Vejam o que rendeu a privatização da Telebrás
Demonstramos a seguir os valores de receitas ou ingressos diretamente ligados à venda da Telebrás, em quatro etapas:
• R$ 22,26 bilhões, provenientes do Leilão da privatização das teles, no dia 29-07-1998, pagos pela aquisição de 19% das ações que representavam o controle da holding em poder do governo federal;
• R$ 70 bilhões arrecadados nos leilões posteriores de licenças para operadoras de telefonia celular, da primeira até a quarta geração (1G, 2G, 3G e 4G) de 1998 a 2014.
• R$ 550 bilhões de impostos gerados pela nova rede telefônica do País (que saltou de 24,5 milhões de telefones em julho de 1998 para mais de 300 milhões em dezembro de 2013, aí incluídos telefones fixos e celulares) – e pelos impostos pagos pelos 170 milhões de usuários de telefonia e de internet. E um lembrete: o Brasil cobra as mais elevadas alíquotas de impostos sobre os serviços de telecomunicações do mundo: da ordem de 43%. Esses impostos são pagos por nós, usuários.
• R$ 102 bilhões confiscados pelo governo federal dos três fundos setoriais entre o ano 2000 e 2019; esses fundos, pagos por todos os usuários de telecomunicações do País, foram criados por lei para serem aplicados exclusivamente na expansão do setor nas áreas rurais e na inclusão social.
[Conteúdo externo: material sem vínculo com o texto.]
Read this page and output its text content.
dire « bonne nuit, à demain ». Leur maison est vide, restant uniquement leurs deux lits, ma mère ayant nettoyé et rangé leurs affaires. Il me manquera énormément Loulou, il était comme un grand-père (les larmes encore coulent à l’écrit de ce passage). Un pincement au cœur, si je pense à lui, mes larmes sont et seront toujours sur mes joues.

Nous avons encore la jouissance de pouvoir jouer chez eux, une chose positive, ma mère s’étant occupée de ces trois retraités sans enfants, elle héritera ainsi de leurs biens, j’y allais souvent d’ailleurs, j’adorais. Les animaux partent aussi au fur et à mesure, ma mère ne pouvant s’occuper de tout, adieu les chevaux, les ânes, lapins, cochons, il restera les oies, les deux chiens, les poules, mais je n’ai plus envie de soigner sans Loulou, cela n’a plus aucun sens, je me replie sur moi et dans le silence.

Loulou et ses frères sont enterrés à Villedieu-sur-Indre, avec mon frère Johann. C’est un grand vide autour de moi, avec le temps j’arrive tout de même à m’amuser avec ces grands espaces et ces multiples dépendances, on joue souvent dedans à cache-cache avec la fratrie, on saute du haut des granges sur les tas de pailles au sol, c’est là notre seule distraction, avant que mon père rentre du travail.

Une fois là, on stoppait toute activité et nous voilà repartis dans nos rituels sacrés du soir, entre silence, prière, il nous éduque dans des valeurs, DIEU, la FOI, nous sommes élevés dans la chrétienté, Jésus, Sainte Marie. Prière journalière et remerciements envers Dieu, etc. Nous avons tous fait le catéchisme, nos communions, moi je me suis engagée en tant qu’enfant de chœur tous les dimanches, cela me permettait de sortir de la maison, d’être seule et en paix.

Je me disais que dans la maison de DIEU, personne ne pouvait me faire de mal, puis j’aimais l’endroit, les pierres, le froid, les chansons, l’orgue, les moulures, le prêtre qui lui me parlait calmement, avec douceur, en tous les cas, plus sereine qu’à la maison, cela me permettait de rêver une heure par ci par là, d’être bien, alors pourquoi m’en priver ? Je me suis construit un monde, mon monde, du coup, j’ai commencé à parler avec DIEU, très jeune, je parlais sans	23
São eles: o FUST (Fundo de Universalização das Telecomunicações), o FISTEL (Fundo de Fiscalização das Telecomunicações) e o FUNTTEL (Fundo de Tecnologia das Telecomunicações).
• Somem-se a todos esses valores os investimentos de quase a R$ 500 bilhões feitos pela iniciativa privada na infraestrutura setorial após a privatização, e teremos, então, o total dos recursos gerados pela privatização do setor.
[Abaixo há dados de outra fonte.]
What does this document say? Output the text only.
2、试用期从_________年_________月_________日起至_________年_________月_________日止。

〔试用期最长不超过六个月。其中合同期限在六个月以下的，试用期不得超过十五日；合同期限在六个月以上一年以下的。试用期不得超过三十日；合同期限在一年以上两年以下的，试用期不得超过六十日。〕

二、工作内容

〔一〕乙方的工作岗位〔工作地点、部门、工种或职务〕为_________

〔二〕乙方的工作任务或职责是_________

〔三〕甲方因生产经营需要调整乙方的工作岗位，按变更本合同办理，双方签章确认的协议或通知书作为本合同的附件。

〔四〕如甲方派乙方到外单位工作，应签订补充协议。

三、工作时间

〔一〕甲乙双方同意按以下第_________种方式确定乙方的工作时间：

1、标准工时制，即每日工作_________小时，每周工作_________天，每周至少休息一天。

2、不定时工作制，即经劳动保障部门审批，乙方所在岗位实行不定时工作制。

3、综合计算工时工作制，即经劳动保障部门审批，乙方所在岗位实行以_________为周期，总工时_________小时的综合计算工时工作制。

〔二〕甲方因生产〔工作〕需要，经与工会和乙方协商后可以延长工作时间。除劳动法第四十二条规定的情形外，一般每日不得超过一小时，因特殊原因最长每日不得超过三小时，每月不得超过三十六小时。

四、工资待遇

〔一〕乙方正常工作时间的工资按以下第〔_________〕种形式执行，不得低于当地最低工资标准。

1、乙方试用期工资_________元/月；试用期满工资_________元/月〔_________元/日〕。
Se somarmos as cinco parcelas acima: R$ 22,2 bilhões+70 bilhões+550 bilhões+102 bilhões+500 bilhões, teremos o total geral de R$ 1,274 trilhão (de reais) gerados apenas pela privatização setorial. Ou o equivalente a US$ 283,2 bilhões (de dólares).
Há ainda benefícios não quantificáveis: “Quanto valeria, por ex., a inclusão social de 170 milhões de brasileiros, não apenas graças à telefonia, mas, também ao acesso à internet?”
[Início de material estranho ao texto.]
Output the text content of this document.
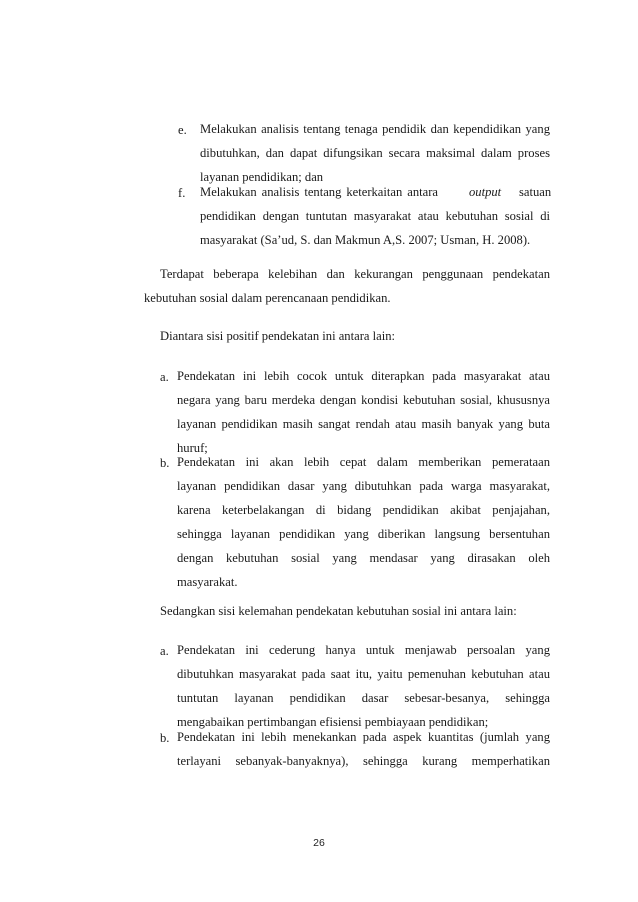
e. Melakukan analisis tentang tenaga pendidik dan kependidikan yang
dibutuhkan, dan dapat difungsikan secara maksimal dalam proses
layanan pendidikan; dan
f. Melakukan analisis tentang keterkaitan antara output satuan
pendidikan dengan tuntutan masyarakat atau kebutuhan sosial di
masyarakat (Sa’ud, S. dan Makmun A,S. 2007; Usman, H. 2008).
Terdapat beberapa kelebihan dan kekurangan penggunaan pendekatan
kebutuhan sosial dalam perencanaan pendidikan.
Diantara sisi positif pendekatan ini antara lain:
a. Pendekatan ini lebih cocok untuk diterapkan pada masyarakat atau
negara yang baru merdeka dengan kondisi kebutuhan sosial, khususnya
layanan pendidikan masih sangat rendah atau masih banyak yang buta
huruf;
b. Pendekatan ini akan lebih cepat dalam memberikan pemerataan
layanan pendidikan dasar yang dibutuhkan pada warga masyarakat,
karena keterbelakangan di bidang pendidikan akibat penjajahan,
sehingga layanan pendidikan yang diberikan langsung bersentuhan
dengan kebutuhan sosial yang mendasar yang dirasakan oleh
masyarakat.
Sedangkan sisi kelemahan pendekatan kebutuhan sosial ini antara lain:
a. Pendekatan ini cederung hanya untuk menjawab persoalan yang
dibutuhkan masyarakat pada saat itu, yaitu pemenuhan kebutuhan atau
tuntutan layanan pendidikan dasar sebesar-besanya, sehingga
mengabaikan pertimbangan efisiensi pembiayaan pendidikan;
b. Pendekatan ini lebih menekankan pada aspek kuantitas (jumlah yang
terlayani sebanyak-banyaknya), sehingga kurang memperhatikan
26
Os brasileiros mais jovens não se lembram que o monopólio estatal da Telebrás era elitista e cruel: cada novo assinante de telefonia tinha que pagar valores que variavam de US$ 1.000 a 3.000 para obter uma linha telefônica pelo velho plano de expansão. E o telefone só era instalado cerca de 24 meses depois (ou até 48 ou 60 meses).
Em conclusão: se US$ 283,2 bilhões forem considerados “preço de banana” – talvez fosse o equivalente a toda a banana produzida e exportada pela América Latina nos últimos três séculos.
E uma pergunta final: “Quanto valeu para o País a universalização do telefone, com aumento da densidade telefônica que saltou, em 21 anos, de 14 para mais de 140 telefones por 100 habitantes?”
Sempre que cruzar com Paulo Bernardo — se ele estiver em liberdade — eu irei perguntar-lhe, com um leve sorriso:
— Então, ministro, o senhor ainda acha que a Telebrás foi privatizada a preço de banana?
Fonte: Ethevaldo Siqueira (12/03/2020)
Nota da Redação: Somar impostos e arrecadações das teles no período pós privatização, sem considerar as receitas geradas por elas, é no mínimo ser muito tendencioso nessa análise.